Tag Archives: 1943

James T. Farrell on Mark Twain

 

James T. Farell, ‘Twain’s Huckleberry Finn’ – NYTBR 12-12-1943

 

Posted here (PDF above) is an article by James T. Farrell:

“Twain’s ‘Huckleberry Finn’ and the Era He Lived In”

The New York Times Book Review

December 12, 1943

I have been an admirer of Farrell ever since I read Studs Lonigan. (I can thank my wife for calling my attention to it.) Farrell’s novel of boyhood recalls Twain and gave him insight into Huckleberry Finn.

There is an unforgettable passage in Chapter XXXI of Twain’s Adventures of Huckleberry Finn, in which Tom wrestles with his scruples, his conscience. He knows he should do “the right thing” and turn Jim, the runaway slave, in, but he just can’t bring himself to do it:

“[I] got to thinking over our trip down the river; and I see Jim before me all the time: in the day and in the night-time, sometimes moonlight, sometimes storms, and we a-floating along, talking and singing and laughing. But somehow I couldn’t seem to strike no places to harden me against him, but only the other kind.

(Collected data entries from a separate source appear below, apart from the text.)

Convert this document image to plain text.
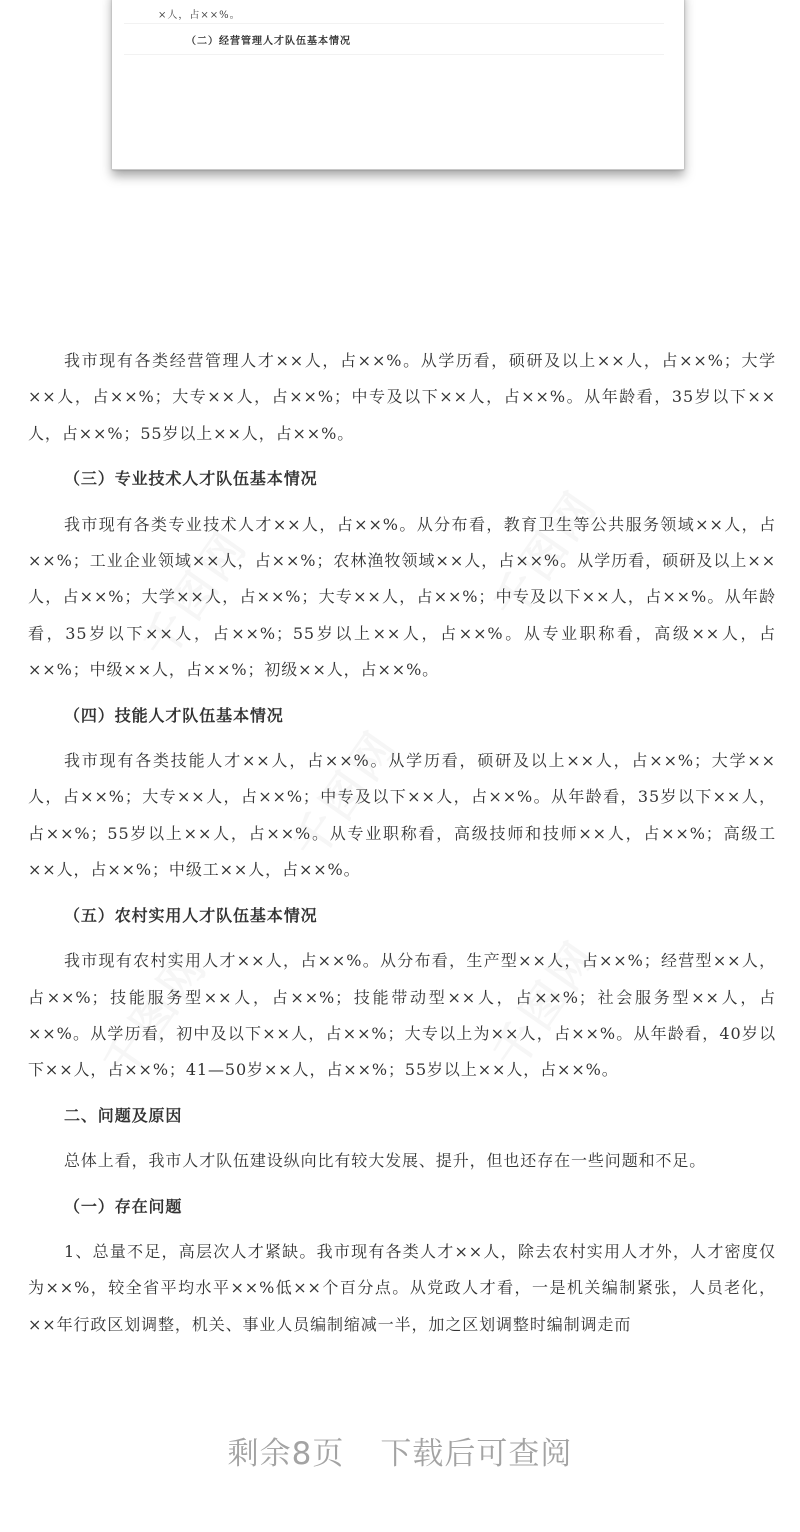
×人，占××%。
（二）经营管理人才队伍基本情况

我市现有各类经营管理人才××人，占××%。从学历看，硕研及以上××人，占××%；大学××人，占××%；大专××人，占××%；中专及以下××人，占××%。从年龄看，35岁以下××人，占××%；55岁以上××人，占××%。

（三）专业技术人才队伍基本情况

我市现有各类专业技术人才××人，占××%。从分布看，教育卫生等公共服务领域××人，占××%；工业企业领域××人，占××%；农林渔牧领域××人，占××%。从学历看，硕研及以上××人，占××%；大学××人，占××%；大专××人，占××%；中专及以下××人，占××%。从年龄看，35岁以下××人，占××%；55岁以上××人，占××%。从专业职称看，高级××人，占××%；中级××人，占××%；初级××人，占××%。

（四）技能人才队伍基本情况

我市现有各类技能人才××人，占××%。从学历看，硕研及以上××人，占××%；大学××人，占××%；大专××人，占××%；中专及以下××人，占××%。从年龄看，35岁以下××人，占××%；55岁以上××人，占××%。从专业职称看，高级技师和技师××人，占××%；高级工××人，占××%；中级工××人，占××%。

（五）农村实用人才队伍基本情况

我市现有农村实用人才××人，占××%。从分布看，生产型××人，占××%；经营型××人，占××%；技能服务型××人，占××%；技能带动型××人，占××%；社会服务型××人，占××%。从学历看，初中及以下××人，占××%；大专以上为××人，占××%。从年龄看，40岁以下××人，占××%；41—50岁××人，占××%；55岁以上××人，占××%。

二、问题及原因

总体上看，我市人才队伍建设纵向比有较大发展、提升，但也还存在一些问题和不足。

（一）存在问题

1、总量不足，高层次人才紧缺。我市现有各类人才××人，除去农村实用人才外，人才密度仅为××%，较全省平均水平××%低××个百分点。从党政人才看，一是机关编制紧张，人员老化，××年行政区划调整，机关、事业人员编制缩减一半，加之区划调整时编制调走而

剩余8页 下载后可查阅
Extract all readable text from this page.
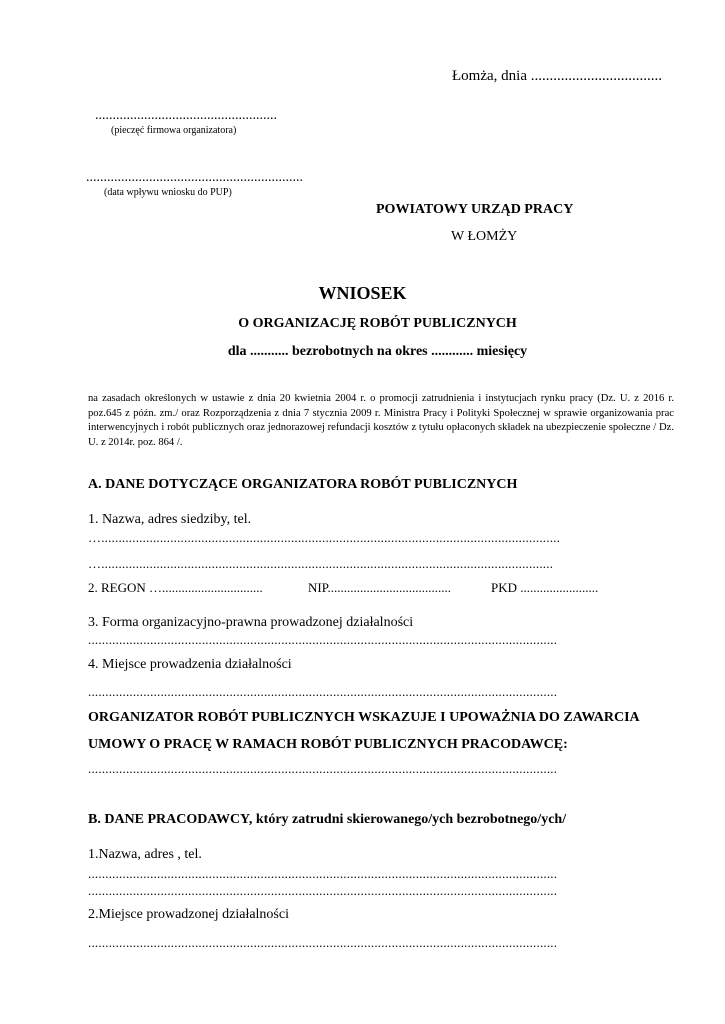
Łomża, dnia ...................................
....................................................
(pieczęć firmowa organizatora)
..............................................................
(data wpływu wniosku do PUP)
POWIATOWY URZĄD PRACY
W ŁOMŻY
WNIOSEK
O ORGANIZACJĘ ROBÓT PUBLICZNYCH
dla ........... bezrobotnych na okres ............ miesięcy
na zasadach określonych w ustawie z dnia 20 kwietnia 2004 r. o promocji zatrudnienia i instytucjach rynku pracy (Dz. U. z 2016 r. poz.645 z późn. zm./ oraz Rozporządzenia z dnia 7 stycznia 2009 r. Ministra Pracy i Polityki Społecznej w sprawie organizowania prac interwencyjnych i robót publicznych oraz jednorazowej refundacji kosztów z tytułu opłaconych składek na ubezpieczenie społeczne / Dz. U. z 2014r. poz. 864 /.
A. DANE DOTYCZĄCE ORGANIZATORA ROBÓT PUBLICZNYCH
1. Nazwa, adres siedziby, tel.
….....................................................................................................................................
…...................................................................................................................................
2. REGON …...............................	NIP......................................	PKD ........................
3. Forma organizacyjno-prawna prowadzonej działalności
........................................................................................................................................
4. Miejsce prowadzenia działalności
........................................................................................................................................
ORGANIZATOR ROBÓT PUBLICZNYCH WSKAZUJE I UPOWAŻNIA DO ZAWARCIA
UMOWY O PRACĘ W RAMACH ROBÓT PUBLICZNYCH PRACODAWCĘ:
........................................................................................................................................
B. DANE PRACODAWCY, który zatrudni skierowanego/ych bezrobotnego/ych/
1.Nazwa, adres , tel.
........................................................................................................................................
........................................................................................................................................
2.Miejsce prowadzonej działalności
........................................................................................................................................
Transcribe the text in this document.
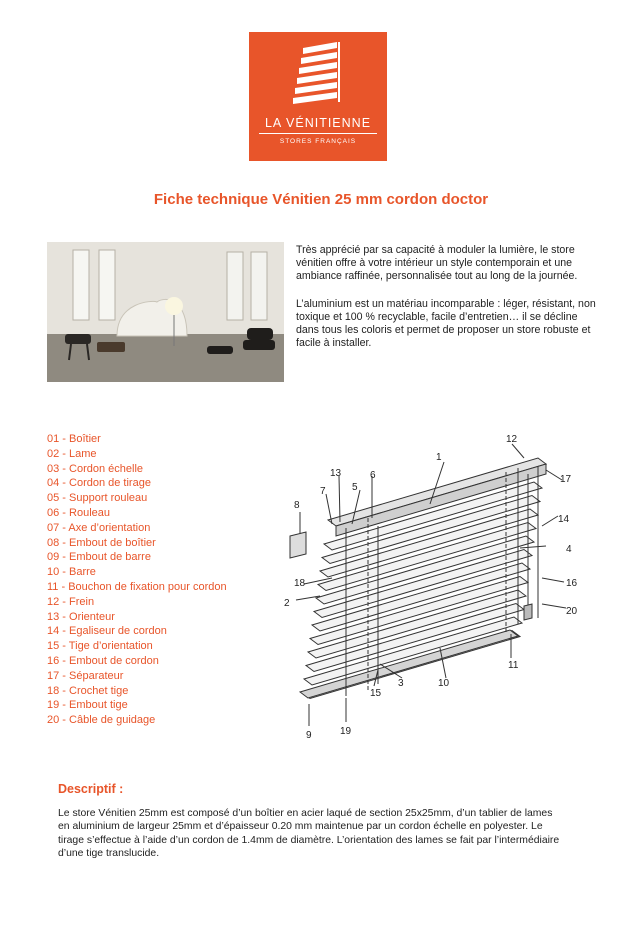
LA VÉNITIENNE
STORES FRANÇAIS
Fiche technique Vénitien 25 mm cordon doctor

Très apprécié par sa capacité à moduler la lumière, le store vénitien offre à votre intérieur un style contemporain et une ambiance raffinée, personnalisée tout au long de la journée.

L’aluminium est un matériau incomparable : léger, résistant, non toxique et 100 % recyclable, facile d’entretien… il se décline dans tous les coloris et permet de proposer un store robuste et facile à installer.

01 - Boîtier
02 - Lame
03 - Cordon échelle
04 - Cordon de tirage
05 - Support rouleau
06 - Rouleau
07 - Axe d’orientation
08 - Embout de boîtier
09 - Embout de barre
10 - Barre
11 - Bouchon de fixation pour cordon
12 - Frein
13 - Orienteur
14 - Egaliseur de cordon
15 - Tige d’orientation
16 - Embout de cordon
17 - Séparateur
18 - Crochet tige
19 - Embout tige
20 - Câble de guidage
1
2
3
4
5
6
7
8
9
10
11
12
13
14
15
16
17
18
19
20
Descriptif :
Le store Vénitien 25mm est composé d’un boîtier en acier laqué de section 25x25mm, d’un tablier de lames en aluminium de largeur 25mm et d’épaisseur 0.20 mm maintenue par un cordon échelle en polyester. Le tirage s’effectue à l’aide d’un cordon de 1.4mm de diamètre. L’orientation des lames se fait par l’intermédiaire d’une tige translucide.
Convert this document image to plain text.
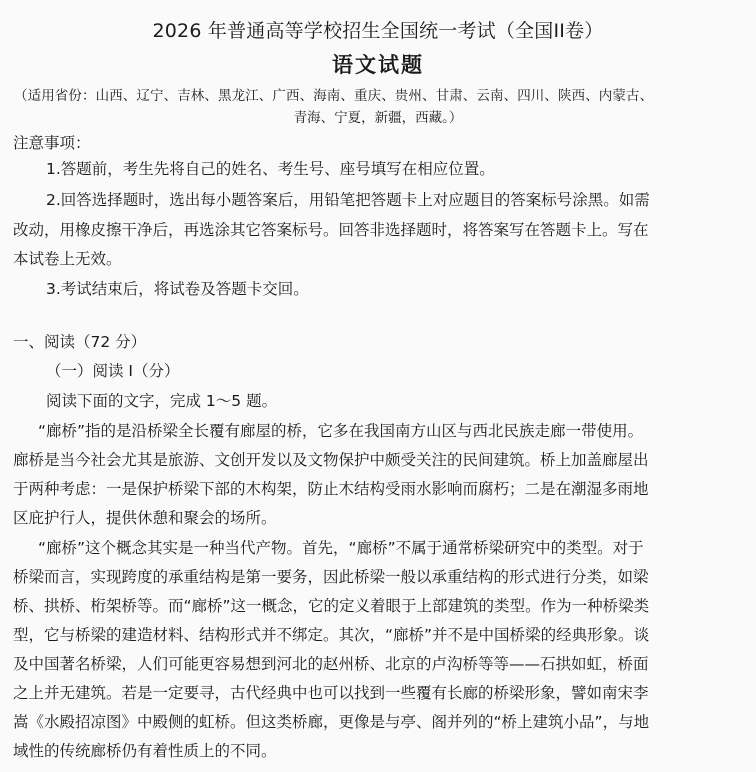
2026 年普通高等学校招生全国统一考试（全国II卷）
语文试题
（适用省份：山西、辽宁、吉林、黑龙江、广西、海南、重庆、贵州、甘肃、云南、四川、陕西、内蒙古、
青海、宁夏，新疆，西藏。）
注意事项：
1.答题前，考生先将自己的姓名、考生号、座号填写在相应位置。
2.回答选择题时，选出每小题答案后，用铅笔把答题卡上对应题目的答案标号涂黑。如需
改动，用橡皮擦干净后，再选涂其它答案标号。回答非选择题时，将答案写在答题卡上。写在
本试卷上无效。
3.考试结束后，将试卷及答题卡交回。
一、阅读（72 分）
（一）阅读 I（分）
阅读下面的文字，完成 1～5 题。
“廊桥”指的是沿桥梁全长覆有廊屋的桥，它多在我国南方山区与西北民族走廊一带使用。
廊桥是当今社会尤其是旅游、文创开发以及文物保护中颇受关注的民间建筑。桥上加盖廊屋出
于两种考虑：一是保护桥梁下部的木构架，防止木结构受雨水影响而腐朽；二是在潮湿多雨地
区庇护行人，提供休憩和聚会的场所。
“廊桥”这个概念其实是一种当代产物。首先，“廊桥”不属于通常桥梁研究中的类型。对于
桥梁而言，实现跨度的承重结构是第一要务，因此桥梁一般以承重结构的形式进行分类，如梁
桥、拱桥、桁架桥等。而“廊桥”这一概念，它的定义着眼于上部建筑的类型。作为一种桥梁类
型，它与桥梁的建造材料、结构形式并不绑定。其次，“廊桥”并不是中国桥梁的经典形象。谈
及中国著名桥梁，人们可能更容易想到河北的赵州桥、北京的卢沟桥等等——石拱如虹，桥面
之上并无建筑。若是一定要寻，古代经典中也可以找到一些覆有长廊的桥梁形象，譬如南宋李
嵩《水殿招凉图》中殿侧的虹桥。但这类桥廊，更像是与亭、阁并列的“桥上建筑小品”，与地
域性的传统廊桥仍有着性质上的不同。
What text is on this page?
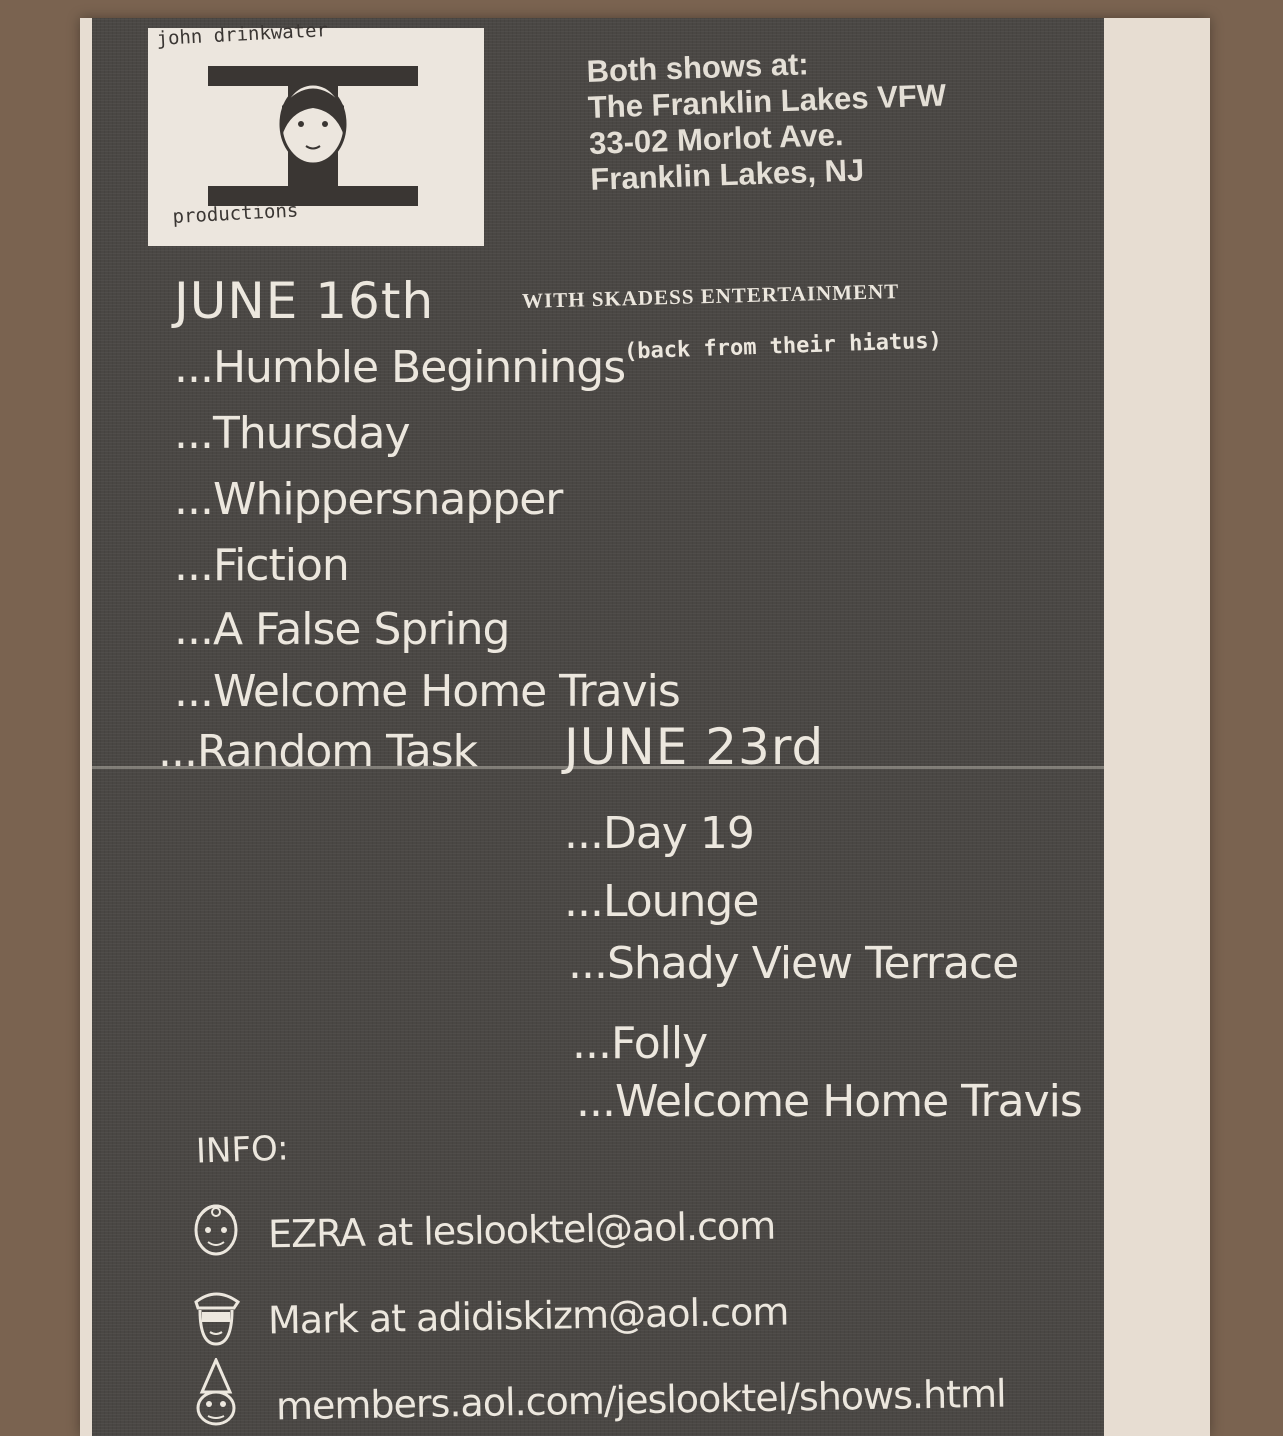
john drinkwater
productions
Both shows at:
The Franklin Lakes VFW
33-02 Morlot Ave.
Franklin Lakes, NJ
JUNE 16th	WITH SKADESS ENTERTAINMENT
...Humble Beginnings
(back from their hiatus)
...Thursday
...Whippersnapper
...Fiction
...A False Spring
...Welcome Home Travis
...Random Task JUNE 23rd
...Day 19
...Lounge
...Shady View Terrace
...Folly
...Welcome Home Travis
INFO:
EZRA at leslooktel@aol.com
Mark at adidiskizm@aol.com
members.aol.com/jeslooktel/shows.html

I’d see him standing my watch on top of his’n, ‘stead of calling me, so I could go on sleeping; and see him how glad he was when I come back out of the fog; and when I come to him again in the swamp, up there where the feud was; and such-like times; and would always call me honey, and pet me and do everything he could think of for me, and how good he always was; and at last I struck the time I saved him by telling the men we had small-pox aboard, and he was so grateful, and said I was the best friend old Jim ever had in the world, and the only one he’s got now. …

I can’t resist saying: what a great passage!